Des mères pensent à ce qu’elles veulent transmettre à leurs enfants. Comme Agathe, 42 ans, qui veut donner à ses filles, "une chouette image (d’elle) d’élégance, et de légèreté". "Mêmes amputées, nous ne renonçons pas aux paillettes ». Agathe avait 27 ans quand elle a été percutée par un camion alors qu’elle patientait à un feu rouge sur son vélo au Canada. "Je veux qu’on me regarde comme une femme, pas seulement à travers mes prothèses." Championne d’aviron, -elle a participé aux jeux paralympiques de Londres en 2012. "Un défilé de mode, c’est un nouveau challenge". Et mettre des étoiles dans les yeux du public, ça fait plus de bien que la pitié, les "ohlala la pauvre, avec ce qui lui est arrivé…"

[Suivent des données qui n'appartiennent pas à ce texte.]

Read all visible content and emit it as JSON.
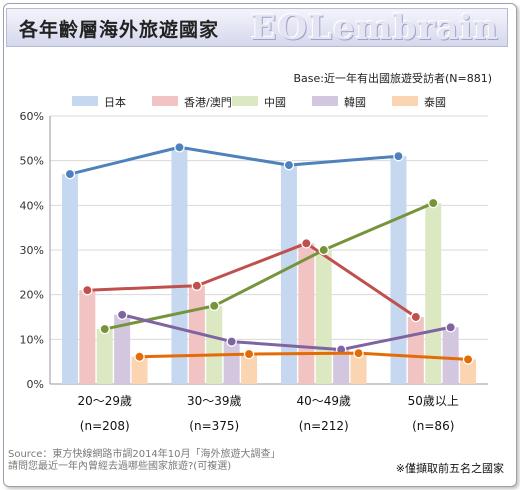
{
  "header": {
    "title": "各年齡層海外旅遊國家",
    "brand": "EOLembrain"
  },
  "base_note": "Base:近一年有出國旅遊受訪者(N=881)",
  "source": {
    "line1": "Source：東方快線網路市調2014年10月「海外旅遊大調查」",
    "line2": "請問您最近一年內曾經去過哪些國家旅遊?(可複選)"
  },
  "footnote": "※僅擷取前五名之國家",
  "chart_data": {
    "type": "bar",
    "overlay": "line",
    "categories": [
      {
        "label": "20～29歲",
        "n": "(n=208)"
      },
      {
        "label": "30～39歲",
        "n": "(n=375)"
      },
      {
        "label": "40～49歲",
        "n": "(n=212)"
      },
      {
        "label": "50歲以上",
        "n": "(n=86)"
      }
    ],
    "y_ticks": [
      "0%",
      "10%",
      "20%",
      "30%",
      "40%",
      "50%",
      "60%"
    ],
    "ylim": [
      0,
      60
    ],
    "grid": true,
    "legend_position": "top",
    "series": [
      {
        "name": "日本",
        "bar_color": "#c6d8f0",
        "line_color": "#4f81bd",
        "values": [
          47,
          53,
          49,
          51
        ]
      },
      {
        "name": "香港/澳門",
        "bar_color": "#f1c4c3",
        "line_color": "#c0504d",
        "values": [
          21,
          22,
          31.5,
          15
        ]
      },
      {
        "name": "中國",
        "bar_color": "#dbe8c2",
        "line_color": "#77933c",
        "values": [
          12.3,
          17.5,
          30,
          40.5
        ]
      },
      {
        "name": "韓國",
        "bar_color": "#d2c7df",
        "line_color": "#7f64a2",
        "values": [
          15.5,
          9.5,
          7.7,
          12.7
        ]
      },
      {
        "name": "泰國",
        "bar_color": "#fbd5b2",
        "line_color": "#e36c09",
        "values": [
          6.1,
          6.7,
          6.9,
          5.5
        ]
      }
    ]
  }
}
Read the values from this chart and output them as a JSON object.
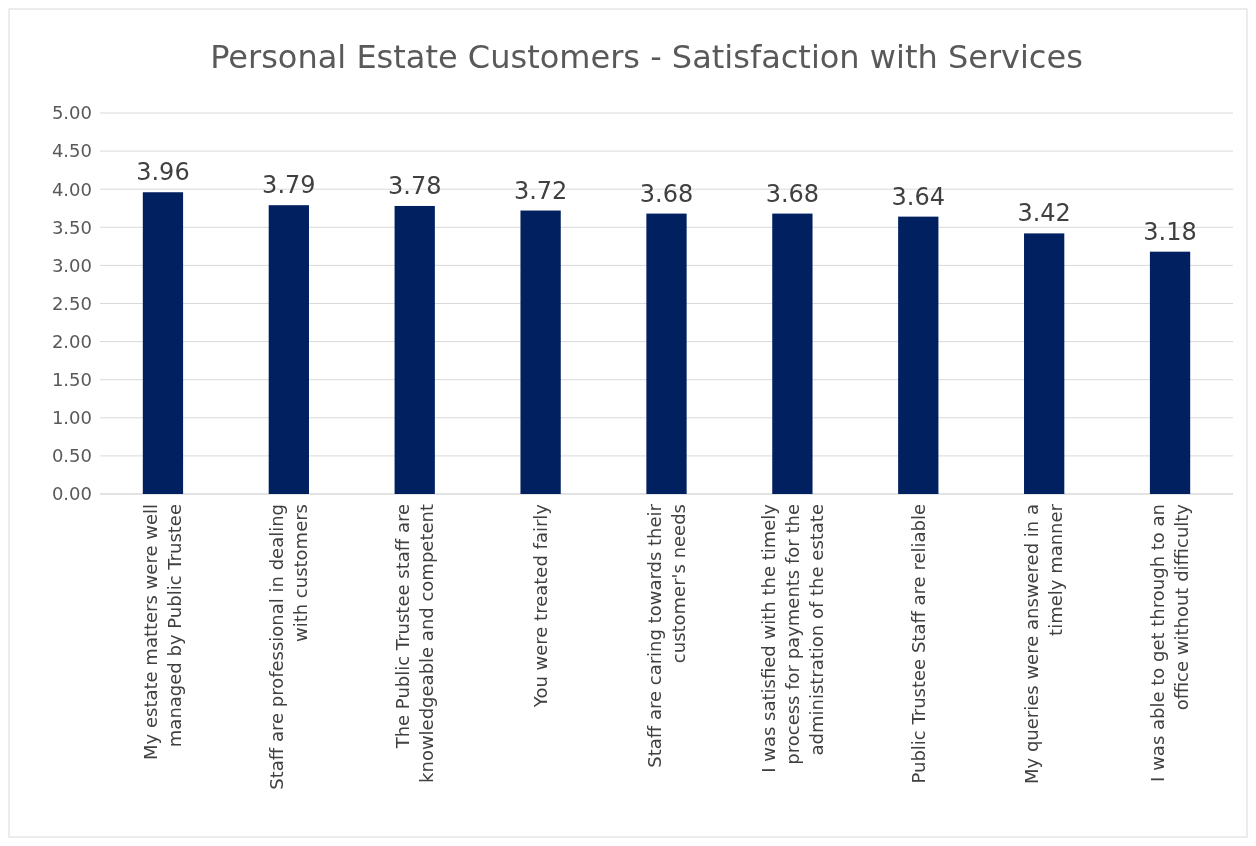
{
  "chart_data": {
    "type": "bar",
    "title": "Personal Estate Customers - Satisfaction with Services",
    "categories": [
      "My estate matters were well managed by Public Trustee",
      "Staff are professional in dealing with customers",
      "The Public Trustee staff are knowledgeable and competent",
      "You were treated fairly",
      "Staff are caring towards their customer's needs",
      "I was satisfied with the timely process for payments for the administration of the estate",
      "Public Trustee Staff are reliable",
      "My queries were answered in a timely manner",
      "I was able to get through to an office without difficulty"
    ],
    "values": [
      3.96,
      3.79,
      3.78,
      3.72,
      3.68,
      3.68,
      3.64,
      3.42,
      3.18
    ],
    "color": "#002060",
    "ylim": [
      0,
      5
    ],
    "yticks": [
      {
        "value": 0,
        "label": "0.00"
      },
      {
        "value": 0.5,
        "label": "0.50"
      },
      {
        "value": 1,
        "label": "1.00"
      },
      {
        "value": 1.5,
        "label": "1.50"
      },
      {
        "value": 2,
        "label": "2.00"
      },
      {
        "value": 2.5,
        "label": "2.50"
      },
      {
        "value": 3,
        "label": "3.00"
      },
      {
        "value": 3.5,
        "label": "3.50"
      },
      {
        "value": 4,
        "label": "4.00"
      },
      {
        "value": 4.5,
        "label": "4.50"
      },
      {
        "value": 5,
        "label": "5.00"
      }
    ],
    "grid": "y",
    "data_labels": true
  }
}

Les stéréotypes sur les femmes amputées doivent changer.

On peut plonger dans le quotidien des pensionnaires de l’hôpital des Invalides, découvrir leurs témoignages bouleversants grâce au livre de la journaliste Anne-Marie Grué-Gélinet. Elle a été elle-même hospitalisée plusieurs mois à l’INI suite à un accident. S’accrocher à une étoile. Editions du Cherche Midi.